Percutaneous endoscopic jejunostomy feeding is desirable when gastric feeding is not feasible due to gastric outlet obstruction or severe dysmotility, or for patients at high risk for aspiration. In this case, the position of the LVAD prohibited transabdominal gastric access. Bueno et al.5 described the use of DPEJ in patients with intrathoracic stomach after esophagectomy. Compared with gastric feeding tubes, difficulties in placement of jejunal feeding tube placement relate to the longer distance from the mouth, which can be overcome with the use of enteroscopes or colonoscope. Direct percutaneous endoscopic jejunostomy may be augmented with the aid of fluoroscopy in directing the puncture.6 In our experience, the use of a sound needle aids in stabilizing the mobile intestine for trocar placement.2,3

Direct percutaneous endoscopic jejunostomy should be considered as a long-term enteral feeding route when structural barriers prevent percutaneous gastric access. The presence of an intracorporeal LVAD does not necessarily preclude DPEJ placement, assuming a loop of bowel in the pelvis can be identified.

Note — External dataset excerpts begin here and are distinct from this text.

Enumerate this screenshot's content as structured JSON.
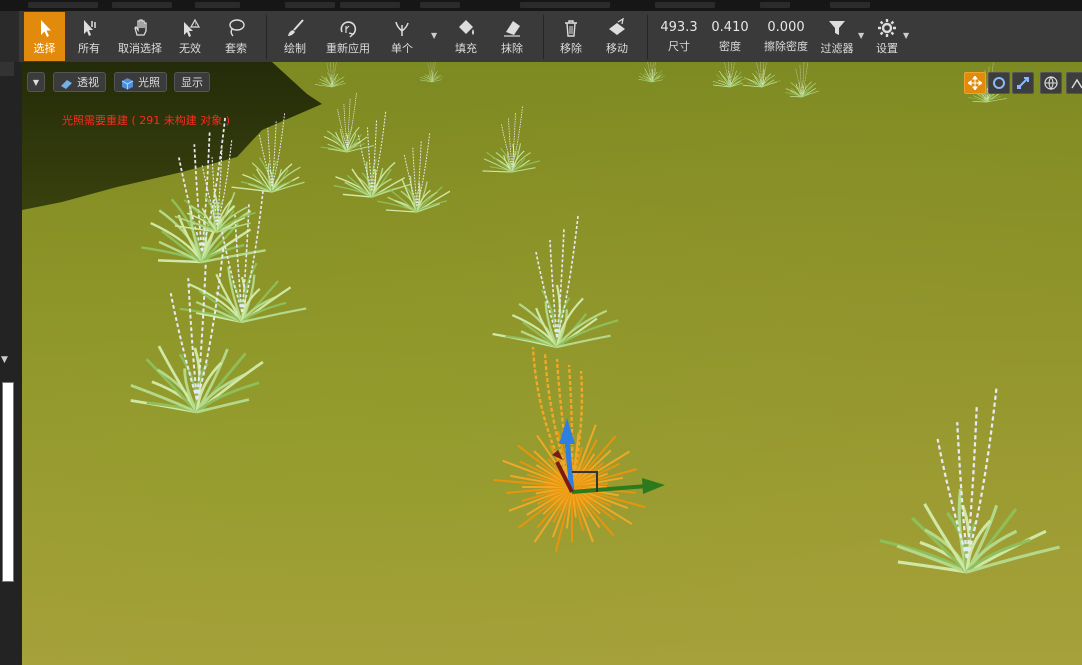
{
  "toolbar": {
    "buttons": [
      {
        "label": "选择",
        "icon": "cursor-icon",
        "active": true
      },
      {
        "label": "所有",
        "icon": "select-all-icon"
      },
      {
        "label": "取消选择",
        "icon": "hand-icon"
      },
      {
        "label": "无效",
        "icon": "invalid-icon"
      },
      {
        "label": "套索",
        "icon": "lasso-icon"
      },
      {
        "label": "绘制",
        "icon": "brush-icon"
      },
      {
        "label": "重新应用",
        "icon": "reapply-icon"
      },
      {
        "label": "单个",
        "icon": "single-plant-icon"
      },
      {
        "label": "填充",
        "icon": "fill-icon"
      },
      {
        "label": "抹除",
        "icon": "eraser-icon"
      },
      {
        "label": "移除",
        "icon": "trash-icon"
      },
      {
        "label": "移动",
        "icon": "move-icon"
      },
      {
        "label": "过滤器",
        "icon": "filter-icon"
      },
      {
        "label": "设置",
        "icon": "gear-icon"
      }
    ],
    "values": [
      {
        "value": "493.3",
        "label": "尺寸"
      },
      {
        "value": "0.410",
        "label": "密度"
      },
      {
        "value": "0.000",
        "label": "擦除密度"
      }
    ],
    "accent": "#e28a0c"
  },
  "viewport": {
    "perspective_label": "透视",
    "lighting_label": "光照",
    "show_label": "显示",
    "warning": "光照需要重建 ( 291 未构建 对象 )",
    "warning_color": "#ff2a1e"
  }
}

1. Shike M, Latkany L: Direct percutaneous endoscopic jejunostomy. Gastrointest Endosc Clin N Am 8: 569–580, 1998.
2. Fan AC, Baron TH, Rumalla A, Harewood GC: Comparison of direct percutaneous endoscopic jejunostomy and PEG with jejunal extension. Gastrointest Endosc 56: 890–894, 2002.
3. Varadarajulu S, Delegge MH: Use of a 19-gauge injection needle as a guide for direct percutaneous endoscopic jejunostomy tube placement. Gastrointest Endosc 57: 942–945, 2003.
4. Slaughter MS, Pappas P, Tatooles A: Percutaneous endoscopic gastrostomy tube in a patient with a left ventricular assist device. ASAIO J 49: 611–612, 2003.
5. Bueno JT, Schattner MA, Barrera R, et al: Endoscopic placement of direct percutaneous jejunostomy tubes in patients with complications after esophagectomy. Gastrointest Endosc 57: 536–540, 2003.
6. Shetzline MA, Suhocki PV, Workman MJ: Direct percutaneous endoscopic jejunostomy with small bowel enteroscopy and fluoroscopy. Gastrointest Endosc 53: 633–638, 2001.